Thursday, October 1, 2015

Steel Dog-19

The Season of Burning Leaves

Summer was a fine time of year, undoubtedly.  But Farah confessed to craving chilled nights and sudden colors, leaves flying and the smell of smoke.  What kind of tree turned so incredibly orange?  One of them grew on campus.  The summer term was underway, and she couldn’t be happier with her classes and teachers, and she was making new friends, which was a relief.  She could be a very shy person, particularly around men.  It was her culture, and it was her nature too.  She had always felt fat, even as a little girl.  In a world where men ruled, being heavy was a curse.  In a society where love was one thing and one thing only, a fat young lady might never find anyone to cherish her.  But that wasn’t the case here.  And that’s what she loved most about the Western world.
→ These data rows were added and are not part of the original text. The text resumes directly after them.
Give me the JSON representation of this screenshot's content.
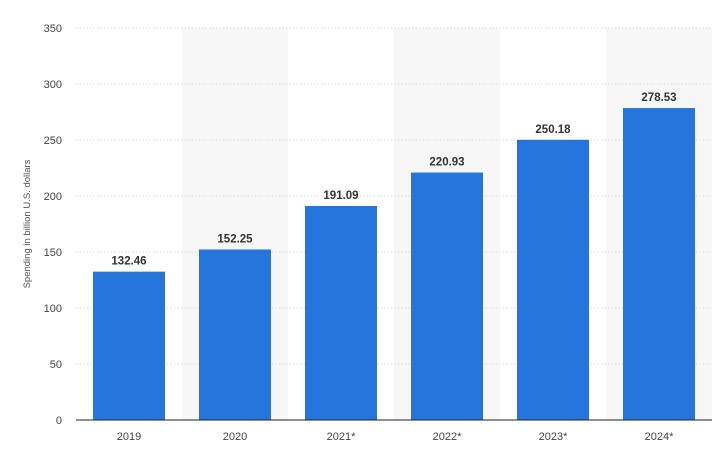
{
  "chart_data": {
    "type": "bar",
    "categories": [
      "2019",
      "2020",
      "2021*",
      "2022*",
      "2023*",
      "2024*"
    ],
    "values": [
      132.46,
      152.25,
      191.09,
      220.93,
      250.18,
      278.53
    ],
    "value_labels": [
      "132.46",
      "152.25",
      "191.09",
      "220.93",
      "250.18",
      "278.53"
    ],
    "title": "",
    "xlabel": "",
    "ylabel": "Spending in billion U.S. dollars",
    "ylim": [
      0,
      350
    ],
    "yticks": [
      0,
      50,
      100,
      150,
      200,
      250,
      300,
      350
    ],
    "ytick_labels": [
      "0",
      "50",
      "100",
      "150",
      "200",
      "250",
      "300",
      "350"
    ],
    "grid": true,
    "legend": "none",
    "colors": {
      "bar": "#2675dc",
      "alt_band": "#f7f7f7",
      "grid": "#d9d9d9"
    }
  }
}
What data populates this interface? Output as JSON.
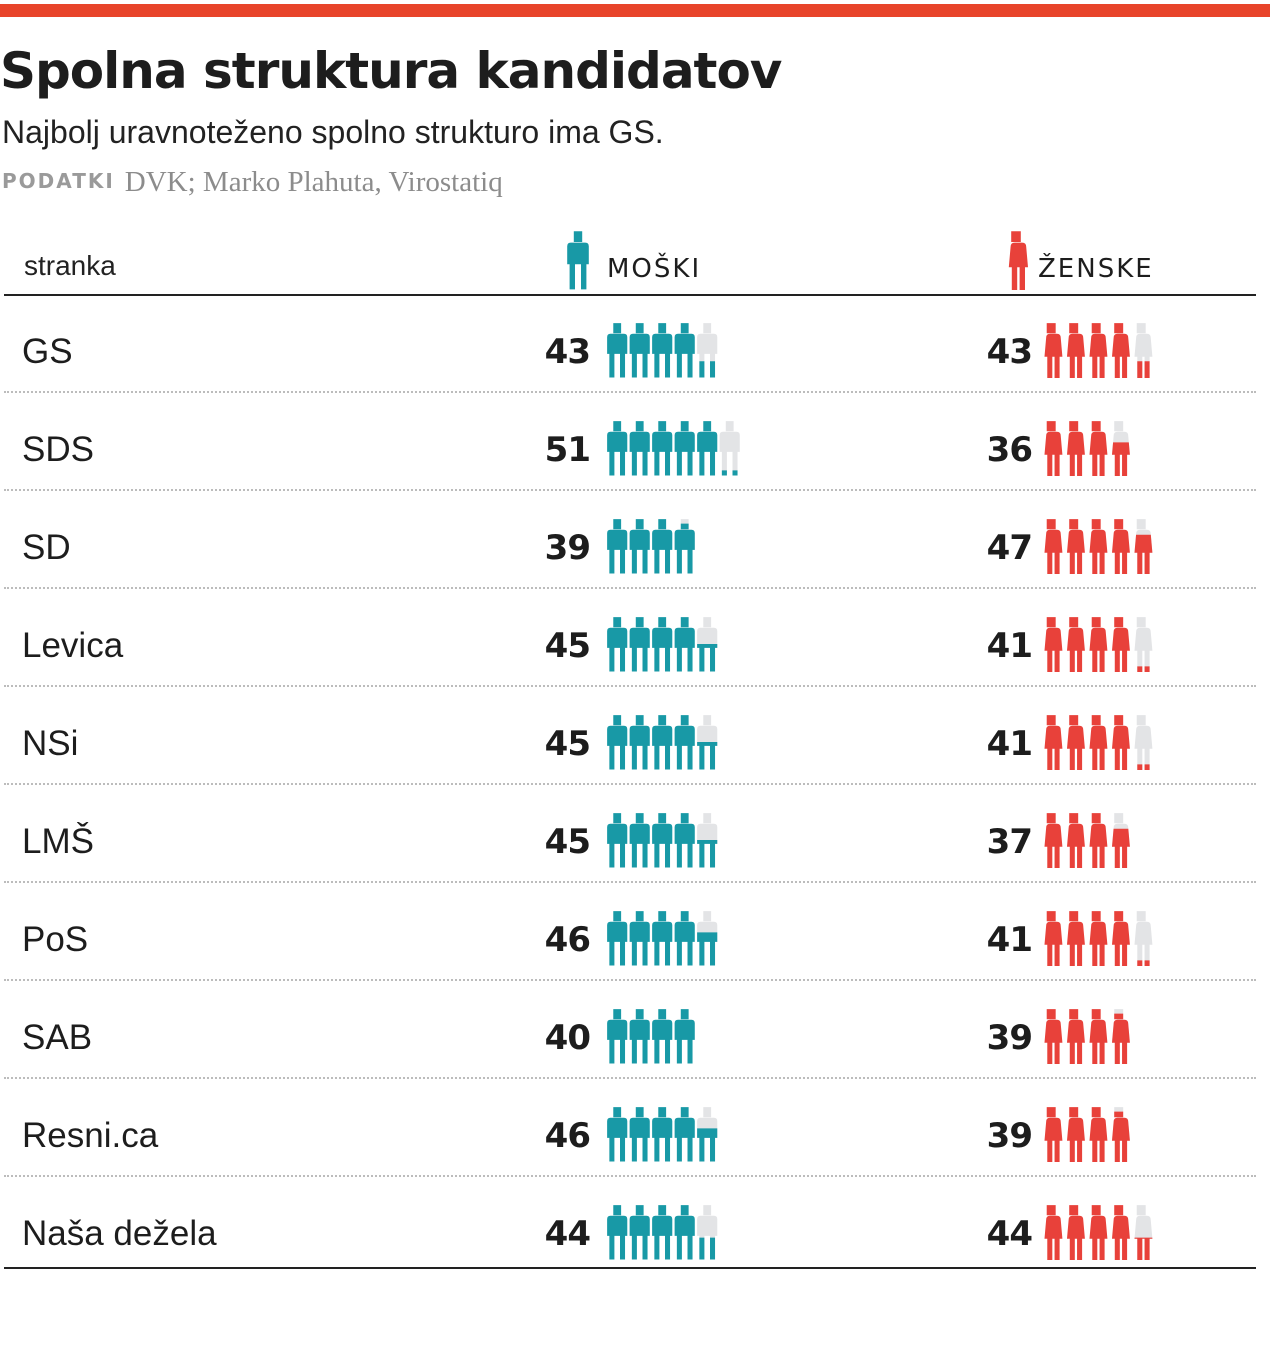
{
  "header": {
    "title": "Spolna struktura kandidatov",
    "subtitle": "Najbolj uravnoteženo spolno strukturo ima GS.",
    "source_label": "PODATKI",
    "source_text": "DVK; Marko Plahuta, Virostatiq"
  },
  "columns": {
    "party": "stranka",
    "men": "MOŠKI",
    "women": "ŽENSKE"
  },
  "colors": {
    "men": "#1899a6",
    "women": "#e8413a",
    "empty": "#e3e4e6",
    "accent": "#e8442a"
  },
  "chart_data": {
    "type": "pictogram",
    "title": "Spolna struktura kandidatov",
    "subtitle": "Najbolj uravnoteženo spolno strukturo ima GS.",
    "unit_per_icon": 10,
    "series": [
      {
        "name": "MOŠKI",
        "color": "#1899a6"
      },
      {
        "name": "ŽENSKE",
        "color": "#e8413a"
      }
    ],
    "rows": [
      {
        "party": "GS",
        "men": 43,
        "women": 43
      },
      {
        "party": "SDS",
        "men": 51,
        "women": 36
      },
      {
        "party": "SD",
        "men": 39,
        "women": 47
      },
      {
        "party": "Levica",
        "men": 45,
        "women": 41
      },
      {
        "party": "NSi",
        "men": 45,
        "women": 41
      },
      {
        "party": "LMŠ",
        "men": 45,
        "women": 37
      },
      {
        "party": "PoS",
        "men": 46,
        "women": 41
      },
      {
        "party": "SAB",
        "men": 40,
        "women": 39
      },
      {
        "party": "Resni.ca",
        "men": 46,
        "women": 39
      },
      {
        "party": "Naša dežela",
        "men": 44,
        "women": 44
      }
    ]
  }
}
“And autumn leaves,” Quentin said.

She laughed easily and for far too long.  Every burden had been discarded.  The universe was thrilling and lovely and perfect.  Women were so fortunate, she insisted.  They could fall in love with whomever they wanted, and did Quentin know why?  Because the female was the essential sex.  Ladies didn’t exist just to make babies, but they were also the natural state of the species.  Men were derived from women.  Genetic research proved as much.

“I don’t remember that article,” he admitted, turning at the Clinic’s corner, aiming for the steel dog.

Ignoring every doubt, Farah explained how a woman could love another woman, and it was perfectly natural.  Which wasn’t the case with men and men.  Though some tried.  She knew Persian males who dreamed of their own kind.  Married, respectable fellows would meet in private locations for no purpose but tawdry sex.  But women weren’t that way.  Emotion was what mattered, she insisted.  Before sex, two souls had to nest together like those little wooden dolls the Mongols made.  What were they called?  Not that it mattered.  “Two souls nesting,” she repeated as they pulled up in front of her house.  “That’s how it is with us.  But for a man, it’s just sticking his business into a girl or a man.  It’s geometry.  Ten minutes and a mess.”

Quentin put his little car into neutral and looked at her.

In the history of the world, no human had ever been happier.  It was the middle of a fine warm day, and nothing was wrong, which perhaps was why Farah said, “Why don’t you kiss me, husband?”

He did.

Then they pulled away, but she kept watching him.

“What?” Quentin asked.

“Thank you.”

“Sure.”

“No, let me thank you.”

He could have asked, “How?” and could have waved her off, saying, “No need.”  A multitude of answers went unsaid.  But Farah unzipped his trousers, both hands easing his cock into the open.  The right hand pulled it upright while the left stroked the underside, teasing that point just beneath the swelling head,

Quentin looked up and down the street.

“Do we have company?”

“No.”

“The perfect day,” she said.

That first clear drop of fluid emerged, and her thumb pulled it down the shaft.

“This won’t take ten minutes,” he mentioned.

And she smiled--a fetching, utterly believable smile.  “You don’t want to make a mess, do you?”

“I don’t care,” he said.

She shrugged, and the hand moved faster.

“When you’re close, tell me,” she said.

“I’m close,” he lied.

And then her head was down, teeth clipping the fringe of the glans before the mouth opened wider, and he pusher her down, his fingers crawling through the depths of that black, black hair.